Easter Rising

1916: A terrible beauty – Yeats versus Kipling

In the most famous piece of writing about the Rising, Easter 1916 WB Yeats famously revised his earlier critical opinions of Ireland. But was he also responding to Rudyard Kipling's pro-unionist poem Ulster [1912], asks Fran Brearton

WB Yeats – behind Easter 1916 may be an awareness of a Rudyard Kipling's pro-unionist Ulster [1912]
Fran Brearton

YEATS’S Easter 1916, with its famously ambiguous refrain ‘A terrible beauty is born’, is a poem which is both defined by, and to some extent defines, an understanding of Easter week 1916.

Invoking that terrible beauty, Yeats was also fully conscious of the ways in which the poem revised his earlier indictment of Ireland (‘Romantic Ireland’s dead and gone’) in September 1913.

Three years later, in Nineteen Hundred and Nineteen, and in the Irish War of Independence, Yeats was to reposition himself again: Easter 1916’s ‘we know their dream / Enough to know they dreamed and are dead’ becomes by 1919 ‘the nightmare’ that ‘Rides upon sleep’ where ‘evil gathers head’.

The dates of the titles reflect how Yeats negotiated and renegotiated his response to key events in Ireland. And by calling his poem Easter 1916 he was clearly drawing on the associations intended by the rebels: the rhetoric of sacrifice is powerfully associated with the writings of Pearse; the rebellion was intended as a resurrection, the (re)birth of a nation.

But there may be another subtext to Easter 1916, in as much as it implicitly evokes and repudiates a different sacrificial rhetoric.

Rudyard Kipling’s controversial Ulster [1912] was first published in the Morning Post on April 9 1912, Easter Tuesday. The publication of the poem became a ‘story’ that led to its reprinting, in part or in whole, in a number of the Irish newspapers in the days that followed.

It was discussed in the House of Commons, where a Liberal MP asked if Kipling would be prosecuted for producing seditious verse. James Craig suggested he should recite the poem aloud to enable the full understanding of the House on the issue, and Willie Redmond quipped: "Will the right honourable gentleman bear in mind that in general opinion this doggerel ought not to be called verse at all."

Kipling’s poem invokes the rhetoric of sacrifice (‘What need of further lies? / We are the sacrifice’) speaking for a ‘loyal’ Ulster ‘sold / To every evil power’; and its anti-Catholic sentiment was to prove the most controversial aspect of the poem: 'We know the hells declared / For such as serve not Rome’.

The poem provoked in Ireland an open letter to Kipling by AE [George Russell], accusing Kipling of "prejudice and ignorance".

Yeats didn’t enter the fray in the Irish press, at least not concerning Ulster [1912]; but as Roy Foster notes, "he put his name to a public letter from 56 Irish Protestants who supported Home Rule…", published in the Irish Times on April 11 1912.

That letter begins "As Protestants resident in Dublin... we desire to mark otherwise than by mere words, our disapproval of the statement that Protestants in the Southern parts of Ireland live in fear of their Catholic neighbours."

Although the two poets were born in the same year, Yeats never met Kipling but apparently disliked his work.

Yeats’s Easter 1916 also talks back to Easter 1912: Kipling’s relentlessly quoted (in the press) ‘What need of further lies? / We are the sacrifice’ becomes in Yeats ‘Too long a sacrifice / Can make a stone of the heart’ – and it is, incidentally, Yeats’s first use of the word ‘sacrifice’ in his poetry.

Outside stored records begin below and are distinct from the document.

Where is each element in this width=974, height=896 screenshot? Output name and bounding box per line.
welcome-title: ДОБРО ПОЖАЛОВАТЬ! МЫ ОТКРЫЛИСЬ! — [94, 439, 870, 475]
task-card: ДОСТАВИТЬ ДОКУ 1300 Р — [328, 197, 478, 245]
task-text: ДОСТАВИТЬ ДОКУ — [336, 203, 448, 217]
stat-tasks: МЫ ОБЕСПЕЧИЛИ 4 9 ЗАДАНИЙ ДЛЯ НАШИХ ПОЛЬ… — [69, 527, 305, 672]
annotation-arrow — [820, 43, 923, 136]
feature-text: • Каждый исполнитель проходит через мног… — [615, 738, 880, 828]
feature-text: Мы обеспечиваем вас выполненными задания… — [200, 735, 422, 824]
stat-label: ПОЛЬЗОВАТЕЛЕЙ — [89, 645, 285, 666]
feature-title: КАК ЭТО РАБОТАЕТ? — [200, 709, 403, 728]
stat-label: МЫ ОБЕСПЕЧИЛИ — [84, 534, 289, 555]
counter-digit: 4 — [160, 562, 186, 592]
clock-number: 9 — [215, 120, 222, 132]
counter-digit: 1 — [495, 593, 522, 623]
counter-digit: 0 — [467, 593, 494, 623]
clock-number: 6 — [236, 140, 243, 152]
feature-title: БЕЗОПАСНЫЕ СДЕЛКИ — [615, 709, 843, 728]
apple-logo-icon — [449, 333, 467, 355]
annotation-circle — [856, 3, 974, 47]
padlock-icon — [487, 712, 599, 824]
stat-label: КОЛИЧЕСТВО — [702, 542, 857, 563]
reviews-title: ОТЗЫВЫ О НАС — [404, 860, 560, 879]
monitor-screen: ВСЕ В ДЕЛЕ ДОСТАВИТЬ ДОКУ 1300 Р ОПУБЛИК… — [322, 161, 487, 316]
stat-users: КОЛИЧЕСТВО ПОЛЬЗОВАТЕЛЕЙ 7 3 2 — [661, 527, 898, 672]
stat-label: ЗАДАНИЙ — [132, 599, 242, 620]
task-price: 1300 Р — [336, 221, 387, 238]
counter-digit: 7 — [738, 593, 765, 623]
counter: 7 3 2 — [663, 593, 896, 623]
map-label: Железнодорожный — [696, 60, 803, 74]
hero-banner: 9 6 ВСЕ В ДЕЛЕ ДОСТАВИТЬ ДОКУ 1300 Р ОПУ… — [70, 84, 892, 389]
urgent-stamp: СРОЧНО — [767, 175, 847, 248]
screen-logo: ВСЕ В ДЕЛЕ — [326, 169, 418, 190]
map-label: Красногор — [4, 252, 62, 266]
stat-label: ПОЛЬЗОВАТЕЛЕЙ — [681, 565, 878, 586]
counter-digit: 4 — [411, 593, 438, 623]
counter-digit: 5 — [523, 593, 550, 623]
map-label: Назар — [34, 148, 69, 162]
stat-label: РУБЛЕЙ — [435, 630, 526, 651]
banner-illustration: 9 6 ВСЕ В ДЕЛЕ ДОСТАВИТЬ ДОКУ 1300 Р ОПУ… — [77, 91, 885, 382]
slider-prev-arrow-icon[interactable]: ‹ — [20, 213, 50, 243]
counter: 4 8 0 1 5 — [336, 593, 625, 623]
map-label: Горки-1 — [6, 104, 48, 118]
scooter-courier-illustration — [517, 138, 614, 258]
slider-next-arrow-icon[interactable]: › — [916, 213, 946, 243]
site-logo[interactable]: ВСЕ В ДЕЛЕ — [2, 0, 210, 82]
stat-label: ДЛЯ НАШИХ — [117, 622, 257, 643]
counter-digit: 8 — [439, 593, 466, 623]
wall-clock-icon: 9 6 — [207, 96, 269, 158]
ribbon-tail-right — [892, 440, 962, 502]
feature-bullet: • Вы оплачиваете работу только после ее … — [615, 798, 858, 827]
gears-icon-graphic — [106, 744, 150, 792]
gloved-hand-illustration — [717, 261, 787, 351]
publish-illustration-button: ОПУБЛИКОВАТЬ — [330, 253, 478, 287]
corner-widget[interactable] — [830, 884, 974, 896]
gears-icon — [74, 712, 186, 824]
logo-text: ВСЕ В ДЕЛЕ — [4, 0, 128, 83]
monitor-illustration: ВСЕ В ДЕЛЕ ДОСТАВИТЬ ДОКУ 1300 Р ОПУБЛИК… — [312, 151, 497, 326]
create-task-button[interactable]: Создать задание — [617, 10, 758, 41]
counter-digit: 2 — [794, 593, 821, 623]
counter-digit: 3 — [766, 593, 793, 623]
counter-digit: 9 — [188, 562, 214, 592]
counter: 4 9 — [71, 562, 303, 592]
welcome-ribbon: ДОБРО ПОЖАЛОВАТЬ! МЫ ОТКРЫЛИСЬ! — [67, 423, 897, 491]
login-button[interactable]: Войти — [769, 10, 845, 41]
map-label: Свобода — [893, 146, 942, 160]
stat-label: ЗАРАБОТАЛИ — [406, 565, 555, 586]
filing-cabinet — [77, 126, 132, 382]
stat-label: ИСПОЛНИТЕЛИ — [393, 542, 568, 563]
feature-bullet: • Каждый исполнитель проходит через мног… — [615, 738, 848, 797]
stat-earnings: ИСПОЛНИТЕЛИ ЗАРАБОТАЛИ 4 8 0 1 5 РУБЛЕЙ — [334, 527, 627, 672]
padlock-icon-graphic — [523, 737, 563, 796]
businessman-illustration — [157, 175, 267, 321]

Kipling’s language of intransigence (we ‘stand’, we ‘cleave’, we ‘guard’, ‘we perish if we yield’) contrasts with Yeats’s evocation of movement and change in ‘the living stream’.

The brash confidence and Godlike presumption of Kipling’s ‘What answer from the North? / One Law, one Land, one Throne’ is light years away from a rhythmically echoing but much more profound question and answer in Yeats: ‘O when may it suffice? / That is heaven’s part…’. And ‘England’s act and deed’ in betraying ‘The Faith’ in Ulster [1912] contrasts, ironically enough given the politics involved, with Yeats’s ‘For England may keep faith / For all that is done and said’.

Kipling’s Ulster [1912] is a polemic, as crude in its rhythmical banging of an iambic drum throughout as in its political sentiments. Yeats’s Easter 1916, by contrast, is rhythmically and politically complex, to a profound degree.

If Yeats is sceptical about the single-mindedness of ‘Hearts with one purpose alone’, that scepticism extends beyond simply the Easter 1916 rebels, not least because the rhetoric of sacrifice the poem evokes is one to which no single political group, either in 1912 or 1916, can lay exclusive claim.

  • Professor Fran Brearton is professor of Modern Poetry at Queen’s University Belfast and assistant director of the Seamus Heaney Centre.